Victoria_Discalceata1 wrote: $\left(a^2+b^2\right)\left(c^2+d^2\right)=\left((a-b)^2+2ab\right)\left((c-d)^2+2cd\right)\ge 2\sqrt{(a-b)^2\cdot 2ab}\cdot 2\sqrt{(c-d)^2\cdot 2cd}=8\sqrt{abcd}|(a-b)(c-d)|$ How did you come up with such a wonderful idea?

MS_Kekas wrote: For any positive real numbers $a, b, c, d$, prove the following inequality: $$(a^2+b^2)(b^2+c^2)(c^2+d^2)(d^2+a^2) \geq 64abcd|(a-b)(b-c)(c-d)(d-a)|$$Proposed by Anton Trygub Generalization of ytChen : For any positive real numbers $a, b, c, d$, prove the following inequality:$$\prod_{i=1}^n\left(a_i^2+a_{i+1}^2\right) \ge \left(2\sqrt2\right)^n \prod_{i=1}^na_i\cdot\left| \prod_{i=1}^n(a_i-a_{i+1})\right|,$$where $a_{n+1}=a_1$.

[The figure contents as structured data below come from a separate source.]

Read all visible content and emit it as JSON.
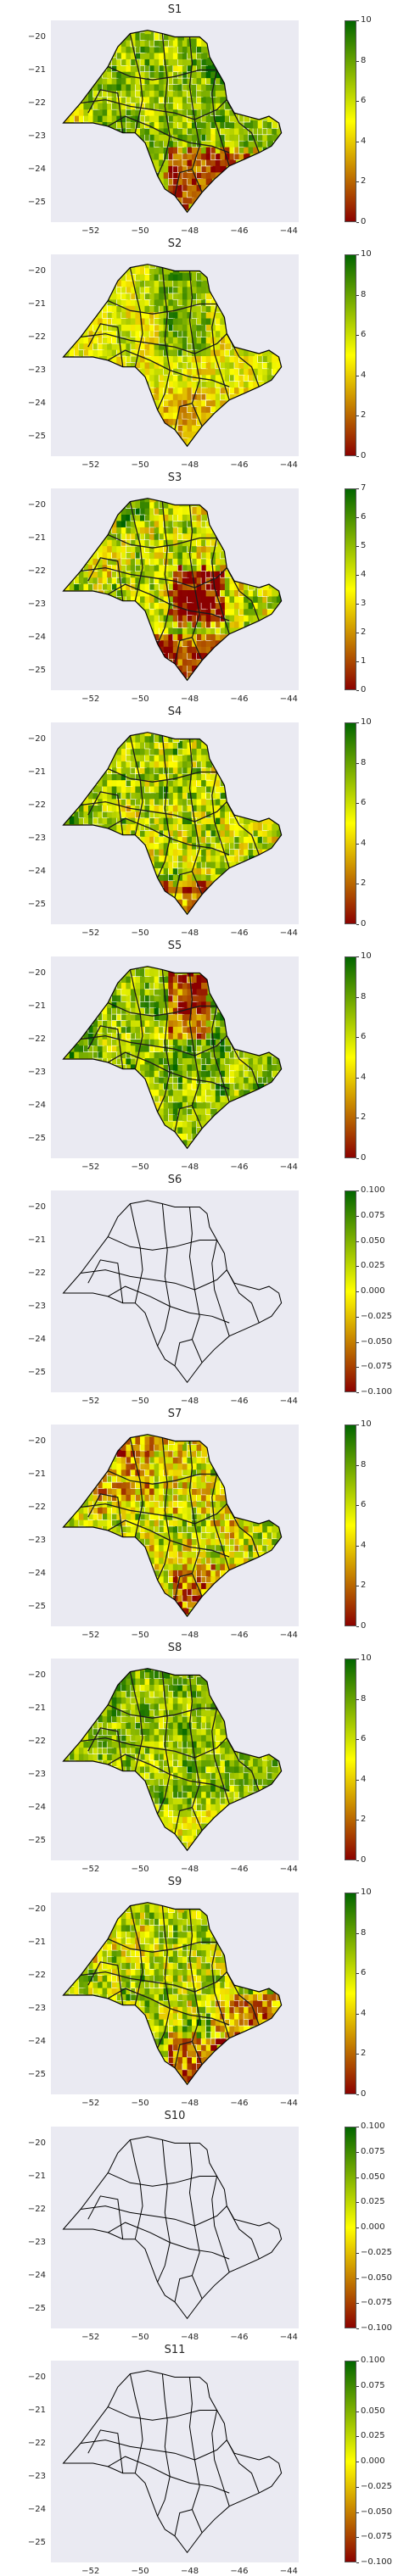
{
  "figure": {
    "panels": [
      {
        "title": "S1",
        "colorbar_ticks": [
          "10",
          "8",
          "6",
          "4",
          "2",
          "0"
        ],
        "fill_mode": "S1"
      },
      {
        "title": "S2",
        "colorbar_ticks": [
          "10",
          "8",
          "6",
          "4",
          "2",
          "0"
        ],
        "fill_mode": "S2"
      },
      {
        "title": "S3",
        "colorbar_ticks": [
          "7",
          "6",
          "5",
          "4",
          "3",
          "2",
          "1",
          "0"
        ],
        "fill_mode": "S3"
      },
      {
        "title": "S4",
        "colorbar_ticks": [
          "10",
          "8",
          "6",
          "4",
          "2",
          "0"
        ],
        "fill_mode": "S4"
      },
      {
        "title": "S5",
        "colorbar_ticks": [
          "10",
          "8",
          "6",
          "4",
          "2",
          "0"
        ],
        "fill_mode": "S5"
      },
      {
        "title": "S6",
        "colorbar_ticks": [
          "0.100",
          "0.075",
          "0.050",
          "0.025",
          "0.000",
          "−0.025",
          "−0.050",
          "−0.075",
          "−0.100"
        ],
        "fill_mode": "none"
      },
      {
        "title": "S7",
        "colorbar_ticks": [
          "10",
          "8",
          "6",
          "4",
          "2",
          "0"
        ],
        "fill_mode": "S7"
      },
      {
        "title": "S8",
        "colorbar_ticks": [
          "10",
          "8",
          "6",
          "4",
          "2",
          "0"
        ],
        "fill_mode": "S8"
      },
      {
        "title": "S9",
        "colorbar_ticks": [
          "10",
          "8",
          "6",
          "4",
          "2",
          "0"
        ],
        "fill_mode": "S9"
      },
      {
        "title": "S10",
        "colorbar_ticks": [
          "0.100",
          "0.075",
          "0.050",
          "0.025",
          "0.000",
          "−0.025",
          "−0.050",
          "−0.075",
          "−0.100"
        ],
        "fill_mode": "none"
      },
      {
        "title": "S11",
        "colorbar_ticks": [
          "0.100",
          "0.075",
          "0.050",
          "0.025",
          "0.000",
          "−0.025",
          "−0.050",
          "−0.075",
          "−0.100"
        ],
        "fill_mode": "none"
      }
    ],
    "y_ticks": [
      "−20",
      "−21",
      "−22",
      "−23",
      "−24",
      "−25"
    ],
    "x_ticks": [
      "−52",
      "−50",
      "−48",
      "−46",
      "−44"
    ],
    "colormap": {
      "low": "#8b0000",
      "mid": "#ffff00",
      "high": "#006400"
    }
  }
}
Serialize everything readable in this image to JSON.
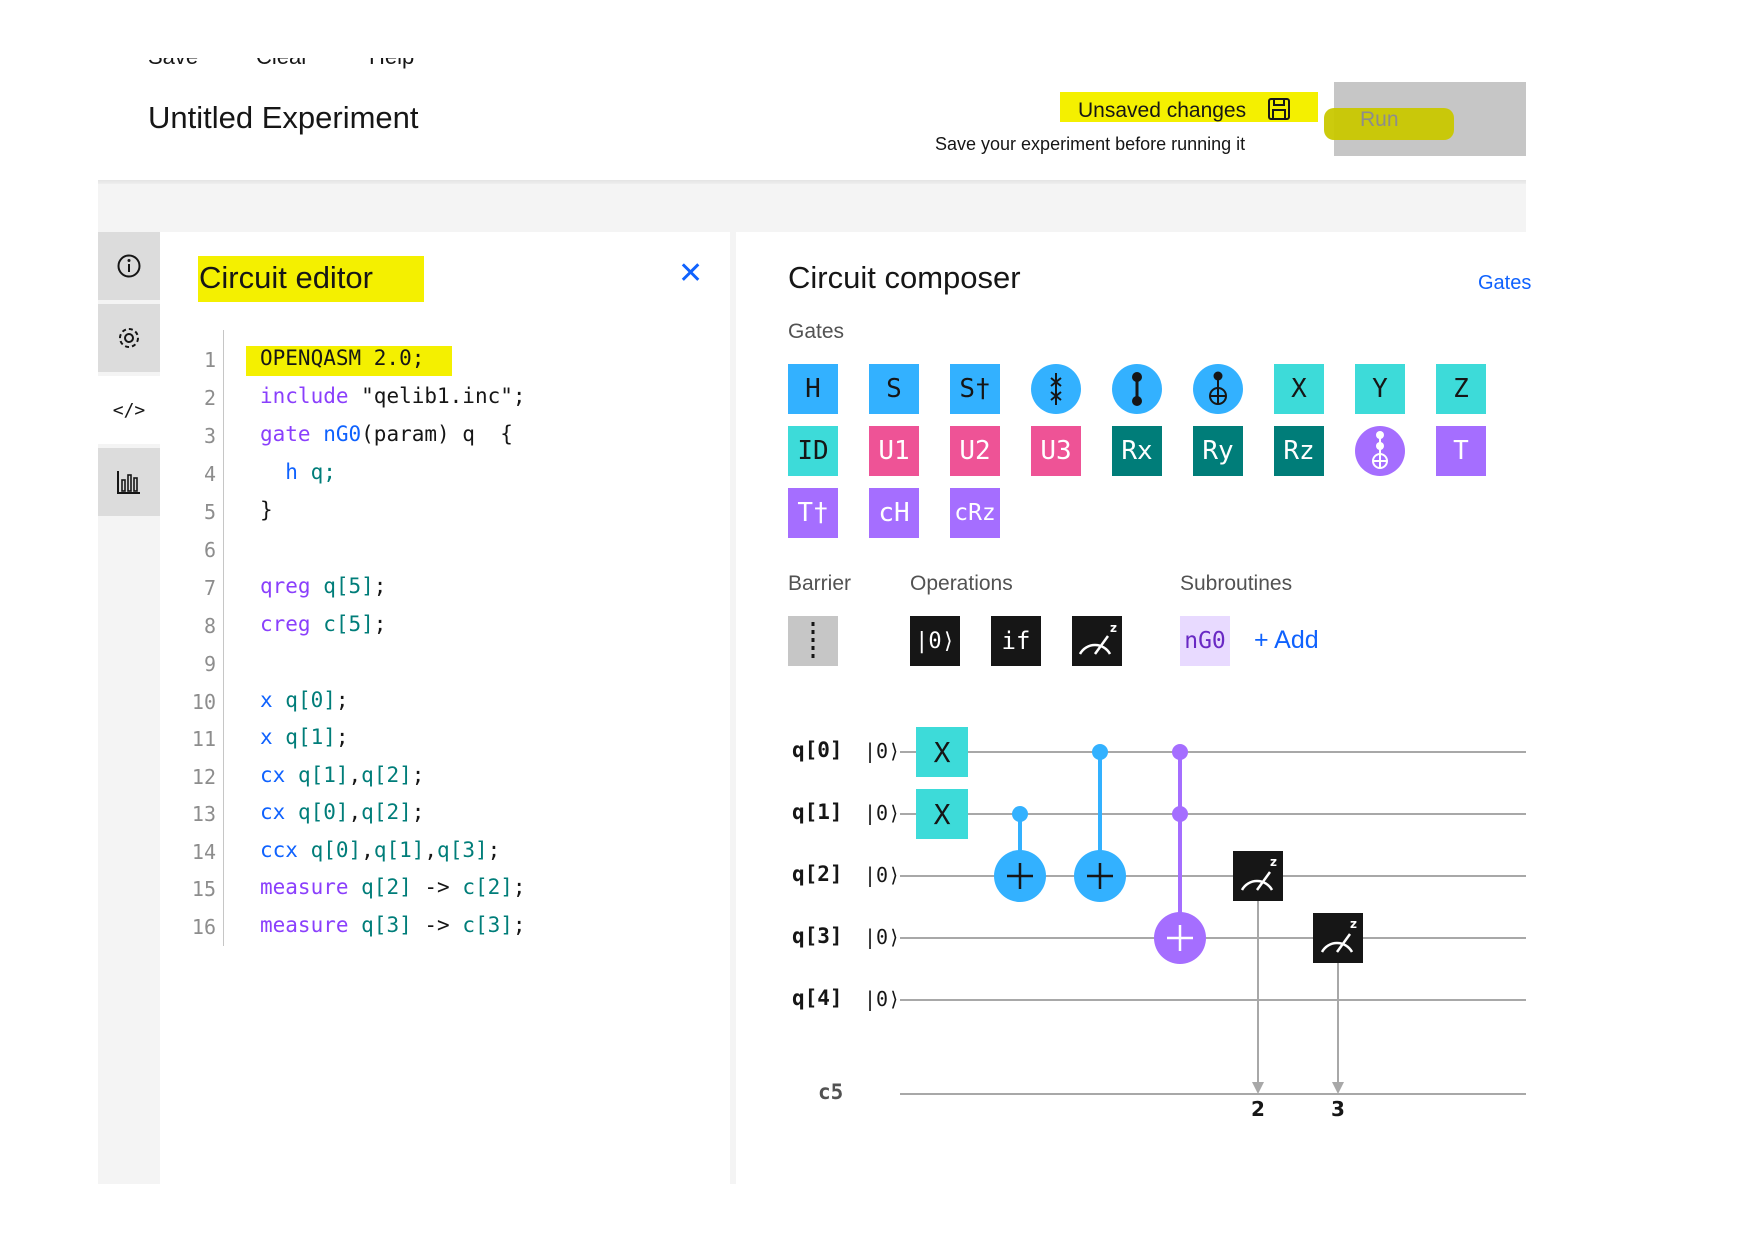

sqing wrote: MS_Kekas wrote: For any positive real numbers $a, b, c, d$, prove the following inequality: $$(a^2+b^2)(b^2+c^2)(c^2+d^2)(d^2+a^2) \geq 64abcd|(a-b)(b-c)(c-d)(d-a)|$$Proposed by Anton Trygub Generalization of ytChen : For any positive real numbers $a, b, c, d$, prove the following inequality:$$\prod_{i=1}^n\left(a_i^2+a_{i+1}^2\right) \ge \left(2\sqrt2\right)^n \prod_{i=1}^na_i\cdot\left| \prod_{i=1}^n(a_i-a_{i+1})\right|,$$where $a_{n+1}=a_1$. Note that $$a_i^2+a_{i+1}^2 = (a_i-a_{i+1})^2+2a_i a_{i+1} \stackrel{\text{AM-GM}}{\geq} 2\sqrt{2a_i a_{i+1}}\cdot\left|a_i-a_{i+1}\right|$$$$\implies \prod_{i=1}^n (a_i^2+a_{i+1}^2)\geq \prod_{i=1}^n 2\sqrt{2a_i a_{i+1}}\cdot\left|a_i-a_{i+1}\right| = \prod_{i=1}^n 2\sqrt2 \cdot \prod_{i=1}^n \sqrt{a_ia_{i+1}} \cdot \prod_{i=1}^n \left|a_i-a_{i+1}\right|= \left(2\sqrt2\right)^n \prod_{i=1}^n a_i \cdot \left|\prod_{i=1}^n (a_i-a_{i+1})\right|.\ \square$$